И вот снова перед нами река — смех, толчея, тяжелые застойные запахи. Но краски, которыми Ги живописует реку, теперь совсем иные, чем в рассказе «Подруга Поля». Его привлекает игра теней, которые бросают на молодые лица колеблющиеся листья деревьев, — это скорее Ренуар, а не Тулуз-Лотрек.

Мюскад — это двойник самого Мопассана, только более молодой и легкомысленный, более пошлый, более нежный и менее молодцеватый.

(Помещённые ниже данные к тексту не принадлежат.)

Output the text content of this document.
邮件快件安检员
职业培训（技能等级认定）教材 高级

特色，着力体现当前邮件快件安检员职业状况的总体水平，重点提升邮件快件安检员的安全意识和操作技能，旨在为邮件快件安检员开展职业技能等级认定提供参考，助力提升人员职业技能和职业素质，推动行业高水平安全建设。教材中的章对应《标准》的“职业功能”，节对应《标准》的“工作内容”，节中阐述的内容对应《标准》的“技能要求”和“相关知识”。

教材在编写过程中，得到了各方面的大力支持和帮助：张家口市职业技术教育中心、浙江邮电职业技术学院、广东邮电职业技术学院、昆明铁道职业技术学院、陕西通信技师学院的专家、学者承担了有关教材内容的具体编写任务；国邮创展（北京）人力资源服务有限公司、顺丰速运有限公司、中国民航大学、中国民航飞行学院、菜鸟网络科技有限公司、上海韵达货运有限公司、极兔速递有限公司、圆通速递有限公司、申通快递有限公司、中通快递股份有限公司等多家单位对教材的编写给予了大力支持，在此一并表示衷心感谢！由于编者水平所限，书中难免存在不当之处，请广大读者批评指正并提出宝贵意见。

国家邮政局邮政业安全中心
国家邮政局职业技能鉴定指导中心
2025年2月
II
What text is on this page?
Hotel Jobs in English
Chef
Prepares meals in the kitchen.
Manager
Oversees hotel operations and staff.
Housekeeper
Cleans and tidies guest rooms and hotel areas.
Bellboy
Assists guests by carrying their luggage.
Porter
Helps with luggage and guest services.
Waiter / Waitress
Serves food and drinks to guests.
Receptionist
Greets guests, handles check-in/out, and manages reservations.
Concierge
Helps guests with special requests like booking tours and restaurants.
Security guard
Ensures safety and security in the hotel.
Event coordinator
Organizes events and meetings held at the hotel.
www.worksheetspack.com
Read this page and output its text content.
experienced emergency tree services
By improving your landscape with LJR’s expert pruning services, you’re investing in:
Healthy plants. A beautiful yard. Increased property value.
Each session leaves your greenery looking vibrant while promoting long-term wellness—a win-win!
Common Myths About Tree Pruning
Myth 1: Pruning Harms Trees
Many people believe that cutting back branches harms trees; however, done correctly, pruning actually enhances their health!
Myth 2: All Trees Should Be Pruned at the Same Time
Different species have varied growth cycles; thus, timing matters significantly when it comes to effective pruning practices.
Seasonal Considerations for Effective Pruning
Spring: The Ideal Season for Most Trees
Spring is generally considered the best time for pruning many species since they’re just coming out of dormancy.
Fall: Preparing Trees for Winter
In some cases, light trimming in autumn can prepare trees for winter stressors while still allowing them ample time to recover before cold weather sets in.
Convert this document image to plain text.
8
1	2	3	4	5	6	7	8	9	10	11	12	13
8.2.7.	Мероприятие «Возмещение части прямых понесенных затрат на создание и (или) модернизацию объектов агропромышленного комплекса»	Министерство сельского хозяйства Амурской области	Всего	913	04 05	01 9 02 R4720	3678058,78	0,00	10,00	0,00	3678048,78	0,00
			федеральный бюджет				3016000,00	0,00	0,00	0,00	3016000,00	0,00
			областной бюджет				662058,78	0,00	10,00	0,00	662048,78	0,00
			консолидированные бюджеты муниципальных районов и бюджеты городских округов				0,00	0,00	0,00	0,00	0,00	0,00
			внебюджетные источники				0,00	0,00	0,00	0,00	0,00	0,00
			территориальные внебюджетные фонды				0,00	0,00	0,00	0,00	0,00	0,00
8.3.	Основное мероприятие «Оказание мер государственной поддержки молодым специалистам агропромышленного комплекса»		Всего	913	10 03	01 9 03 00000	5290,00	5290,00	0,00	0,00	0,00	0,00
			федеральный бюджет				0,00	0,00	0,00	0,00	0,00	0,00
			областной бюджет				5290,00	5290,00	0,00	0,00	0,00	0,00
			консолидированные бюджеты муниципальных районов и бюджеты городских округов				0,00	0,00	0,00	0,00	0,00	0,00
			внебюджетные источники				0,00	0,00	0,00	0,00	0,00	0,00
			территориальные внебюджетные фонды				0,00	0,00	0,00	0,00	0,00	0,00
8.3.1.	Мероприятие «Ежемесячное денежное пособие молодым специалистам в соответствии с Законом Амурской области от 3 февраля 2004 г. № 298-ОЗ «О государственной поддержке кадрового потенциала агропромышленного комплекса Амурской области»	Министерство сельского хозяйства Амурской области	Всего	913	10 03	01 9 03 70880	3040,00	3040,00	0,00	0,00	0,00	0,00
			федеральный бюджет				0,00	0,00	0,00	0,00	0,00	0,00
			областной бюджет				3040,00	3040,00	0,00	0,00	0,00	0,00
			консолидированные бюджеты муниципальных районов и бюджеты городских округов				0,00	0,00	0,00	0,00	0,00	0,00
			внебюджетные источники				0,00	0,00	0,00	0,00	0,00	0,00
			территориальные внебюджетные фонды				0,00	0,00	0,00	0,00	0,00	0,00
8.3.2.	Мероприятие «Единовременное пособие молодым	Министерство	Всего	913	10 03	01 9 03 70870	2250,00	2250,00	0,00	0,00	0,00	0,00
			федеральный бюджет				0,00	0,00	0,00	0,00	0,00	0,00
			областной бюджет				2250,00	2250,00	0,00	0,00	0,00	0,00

Во время одной сцены, как бы предвосхищающей знаменитые эпизоды современного кинематографа, Иветта ведет с Мюскадом честную игру. Она спрашивает молодого человека о среде, окружающей ее мать. Он отвечает без утайки. Конечно же, ее мать окружена проходимцами. Конечно же, ее мать всего лишь содержанка! Правда, открывшаяся девушке после многих лет полного неведения, чуть не доводит ее до самоубийства (это одна из тех побудительных причин, которыми автор романа «Пьер и Жан» пользуется чаще всего). Решение, принятое Иветтой, усугубляется еще и тем, что в отблеске ночной грозы она видит свою мать, разомлевшую в объятиях друга Мюскада, Геркулеса-лодочника.

вернуться

80

Слово «мюскад» означает шарик фокусника, который то появляется, то внезапно исчезает.